Jusqu’ici, les soignants vivaient arcboutés sur la tâche. Ils intubaient, ventilaient, cherchaient une place disponible en réa, un lit en province et n’avaient pas le temps de se poser de questions, sauf une seule, cruciale : « Va-t-on tenir le choc ? » Hantés par le spectre d’un scénario « Bergame » à l’italienne, les médecins à la dérive, la réa comme un mouroir, et des convois militaires en place des pompes funèbres. Non, ils n’avaient pas le temps de vivre et laisser mourir. Comment un psy, assis dans son fauteuil, aurait-il pu comprendre tout ça ? « Notre cellule psychologique mise en place pour les soignants a reçu à peine vingt appels en quinze jours », dit le docteur Jean-Pierre.

Alors, ils vivaient le métier « puissance 1000 », les nerfs à vif et le corps accablé de fatigue, avec la peur d’être infecté ou de transmettre la chose aux siens à la maison, obligés, le cœur brisé, de se détourner d’un malade trop âgé, sans pouvoir accompagner les morts, les endeuillés, la famille, privée de rituel funéraire, qui n’embrassera pas le visage aimé, escamoté pour une mise en bière immédiate. Alors « merci pour les applaudissements de 20H, mais, merde !, restez chez vous ! » s’énerve une jeune médecin-urgentiste. Des héros ? « Je ne fais pas cela pour avoir des médailles, mais parce que c’est mon métier ! »

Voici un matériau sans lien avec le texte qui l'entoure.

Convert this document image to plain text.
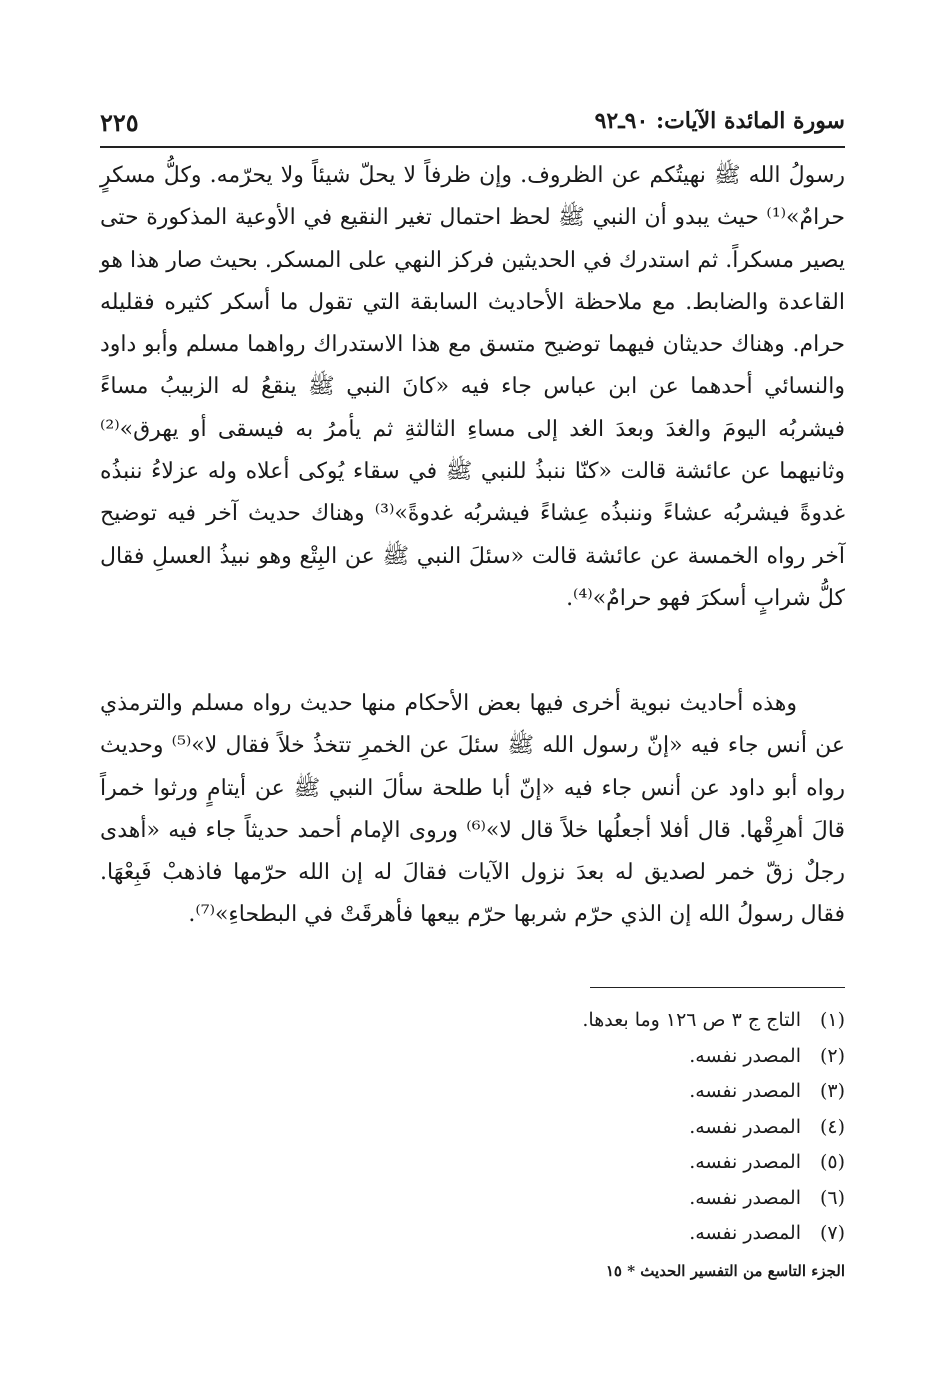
سورة المائدة الآيات: ٩٠ـ٩٢
٢٢٥

رسولُ الله ﷺ نهيتُكم عن الظروف. وإن ظرفاً لا يحلّ شيئاً ولا يحرّمه. وكلُّ مسكرٍ حرامٌ»⁽¹⁾ حيث يبدو أن النبي ﷺ لحظ احتمال تغير النقيع في الأوعية المذكورة حتى يصير مسكراً. ثم استدرك في الحديثين فركز النهي على المسكر. بحيث صار هذا هو القاعدة والضابط. مع ملاحظة الأحاديث السابقة التي تقول ما أسكر كثيره فقليله حرام. وهناك حديثان فيهما توضيح متسق مع هذا الاستدراك رواهما مسلم وأبو داود والنسائي أحدهما عن ابن عباس جاء فيه «كانَ النبي ﷺ ينقعُ له الزبيبُ مساءً فيشربُه اليومَ والغدَ وبعدَ الغد إلى مساءِ الثالثةِ ثم يأمرُ به فيسقى أو يهرق»⁽²⁾ وثانيهما عن عائشة قالت «كنّا ننبذُ للنبي ﷺ في سقاء يُوكى أعلاه وله عزلاءُ ننبذُه غدوةً فيشربُه عشاءً وننبذُه عِشاءً فيشربُه غدوةً»⁽³⁾ وهناك حديث آخر فيه توضيح آخر رواه الخمسة عن عائشة قالت «سئلَ النبي ﷺ عن البِتْع وهو نبيذُ العسلِ فقال كلُّ شرابٍ أسكرَ فهو حرامٌ»⁽⁴⁾.

وهذه أحاديث نبوية أخرى فيها بعض الأحكام منها حديث رواه مسلم والترمذي عن أنس جاء فيه «إنّ رسول الله ﷺ سئلَ عن الخمرِ تتخذُ خلاً فقال لا»⁽⁵⁾ وحديث رواه أبو داود عن أنس جاء فيه «إنّ أبا طلحة سألَ النبي ﷺ عن أيتامٍ ورثوا خمراً قالَ أهرِقْها. قال أفلا أجعلُها خلاً قال لا»⁽⁶⁾ وروى الإمام أحمد حديثاً جاء فيه «أهدى رجلٌ زقّ خمر لصديق له بعدَ نزول الآيات فقالَ له إن الله حرّمها فاذهبْ فَبِعْهَا. فقال رسولُ الله إن الذي حرّم شربها حرّم بيعها فأهرقَتْ في البطحاءِ»⁽⁷⁾.

(١)التاج ج ٣ ص ١٢٦ وما بعدها.
(٢)المصدر نفسه.
(٣)المصدر نفسه.
(٤)المصدر نفسه.
(٥)المصدر نفسه.
(٦)المصدر نفسه.
(٧)المصدر نفسه.
الجزء التاسع من التفسير الحديث * ١٥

Personne n’est dupe. Ils ont crié dans le vide si longtemps. Et les voilà promus « héros-soldats » en mission sacrificielle. Allons donc ! Ils savent que le discours est transitoire, politique. Et après ? Après viendra le temps du vide, du retour sur soi, de la routine, sans adrénaline, mais peuplé de cauchemars. L’impuissance face à ce mal inconnu, ce geste médical qu’on a refusé, la vision du collègue et ami qui étouffe, le regard fiévreux d’un patient qui s’en va, et celui de sa fille à qui il faut l’annoncer. Les projecteurs s’éteindront, les bravos cesseront, ils seront seuls. Oubliés ? Après, c’est là qu’ils auront besoin d’écoute et de psychiatres. Même si l’hôpital en manque aussi cruellement.